Some places in the world have already extracted significant amounts of their groundwater resources. For example, Saudi Arabia once sat atop one of the world’s largest aquifer systems and, in the 1970s, used it to make the desert a productive oasis. By the mid-1990s, farmers were pumping around 19 trillion litres per year, and Saudi Arabia became the world’s sixth-largest wheat exporter. This vast overextraction is estimated to have depleted over 80 per cent of the aquifer, prompting the Saudi government to announce the 2016 wheat harvest as its last. Now, to feed the country’s 30+ million people, Saudi Arabia must rely on crops imported from other countries.
21 of 37
world's largest aquifers being depleted faster than they can be replenished
global groundwater withdrawals used for agricultural production
people relying on groundwater as a primary source of freshwater
A strong relationship between groundwater and global food production means that local problems can quickly have far-reaching consequences. For example, the High Plains aquifer in the United States supplies one third of all groundwater for irrigation used in the country and supports over $35 billion worth of crops such as wheat and soy. However, as unsustainable groundwater extraction continues, around 40 per cent of the aquifer’s area will not support irrigation by the year 2100. Since the United States exports almost half of its groundwater-dependent crops to other countries, places like Mexico, China and Japan will also suffer the impacts. Additionally, India is the world’s largest user of groundwater, exceeding the use of the United States and China combined. The north-western region of India serves as the breadbasket for the nation’s growing 1.4 billion people, with the states of Punjab and Haryana producing 50 per cent of the country’s rice supply and 85 per cent of its wheat stocks. However, 78 per cent of wells in Punjab are considered overexploited, and the north-western region as a whole is predicted to experience critically low groundwater availability by 2025.
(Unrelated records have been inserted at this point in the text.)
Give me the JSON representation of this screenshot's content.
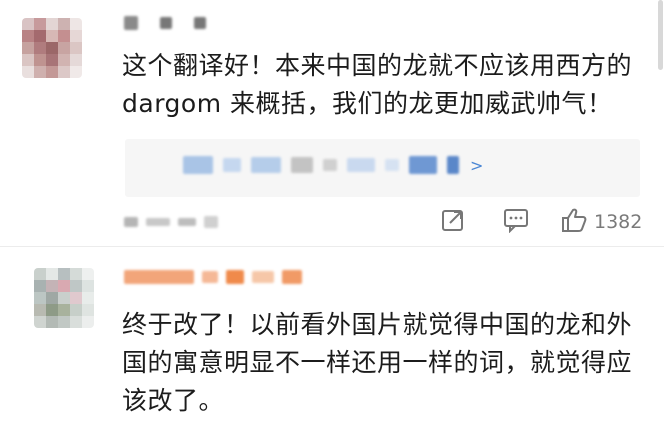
{
  "comments": [
    {
      "text_line1": "这个翻译好！本来中国的龙就不应该用西方的",
      "text_line2": "dargom 来概括，我们的龙更加威武帅气！",
      "quote_arrow": ">",
      "actions": {
        "like_count": "1382"
      }
    },
    {
      "text_line1": "终于改了！以前看外国片就觉得中国的龙和外",
      "text_line2": "国的寓意明显不一样还用一样的词，就觉得应",
      "text_line3": "该改了。"
    }
  ],
  "icons": [
    "share-icon",
    "comment-icon",
    "like-icon"
  ],
  "colors": {
    "link_blue": "#4a86d4",
    "muted_gray": "#7a7a7a",
    "quote_bg": "#f6f6f6",
    "username_orange": "#f08a4b"
  }
}
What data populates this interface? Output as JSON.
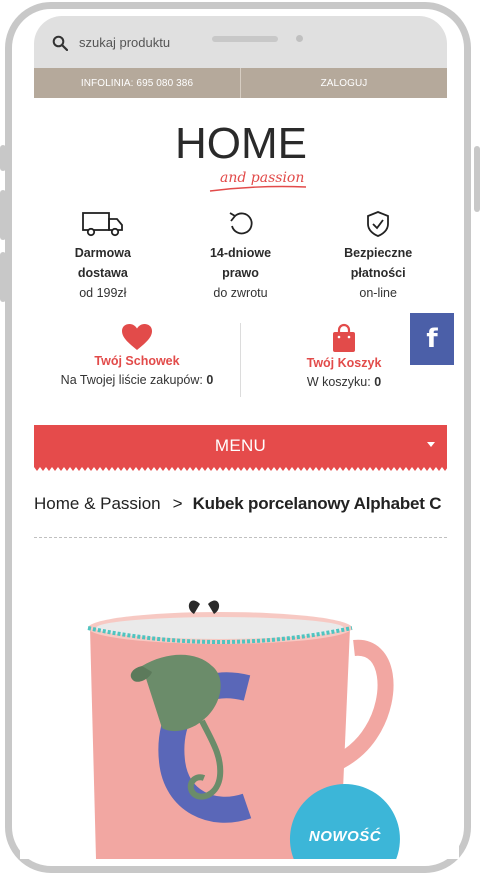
{
  "search": {
    "placeholder": "szukaj produktu",
    "icon": "search-icon"
  },
  "info_bar": {
    "hotline": "INFOLINIA: 695 080 386",
    "login": "ZALOGUJ"
  },
  "logo": {
    "main": "HOME",
    "sub": "and passion"
  },
  "features": [
    {
      "icon": "truck-icon",
      "title_line1": "Darmowa",
      "title_line2": "dostawa",
      "sub": "od 199zł"
    },
    {
      "icon": "return-arrow-icon",
      "title_line1": "14-dniowe",
      "title_line2": "prawo",
      "sub": "do zwrotu"
    },
    {
      "icon": "shield-check-icon",
      "title_line1": "Bezpieczne",
      "title_line2": "płatności",
      "sub": "on-line"
    }
  ],
  "facebook": {
    "label": "f"
  },
  "wishlist": {
    "icon": "heart-icon",
    "title": "Twój Schowek",
    "sub_prefix": "Na Twojej liście zakupów:",
    "count": "0"
  },
  "cart": {
    "icon": "shopping-bag-icon",
    "title": "Twój Koszyk",
    "sub_prefix": "W koszyku:",
    "count": "0"
  },
  "menu": {
    "label": "MENU"
  },
  "breadcrumb": {
    "home": "Home & Passion",
    "separator": ">",
    "current": "Kubek porcelanowy Alphabet C"
  },
  "product": {
    "badge": "NOWOŚĆ"
  },
  "colors": {
    "accent_red": "#e54b4b",
    "info_bar": "#b5a99b",
    "facebook": "#4b5fa8",
    "badge": "#3cb6d8",
    "mug_pink": "#f2a7a2"
  }
}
Agricultural intensification combined with new technologies and policies that make groundwater cheaper to use has accelerated extraction rates, leading to alarming levels of aquifer depletion. We can no longer consider groundwater as a boundless source of easily-accessible freshwater. Instead, we can now see that it has limits and is becoming increasingly inaccessible, with worrying implications for its use as a coping mechanism when rains fail. We need drastic changes in our global agricultural system to be mindful of the limits of groundwater systems and our ability to access this water. We need regulations and technologies to ensure the sustainable use of groundwater and preserve this resource for when we need it most.
Tipping point: When the water table in a given aquifer drops consistently below the well depth, access to groundwater will become problematic, increasing the risk for farmers to be unable to irrigate their crops.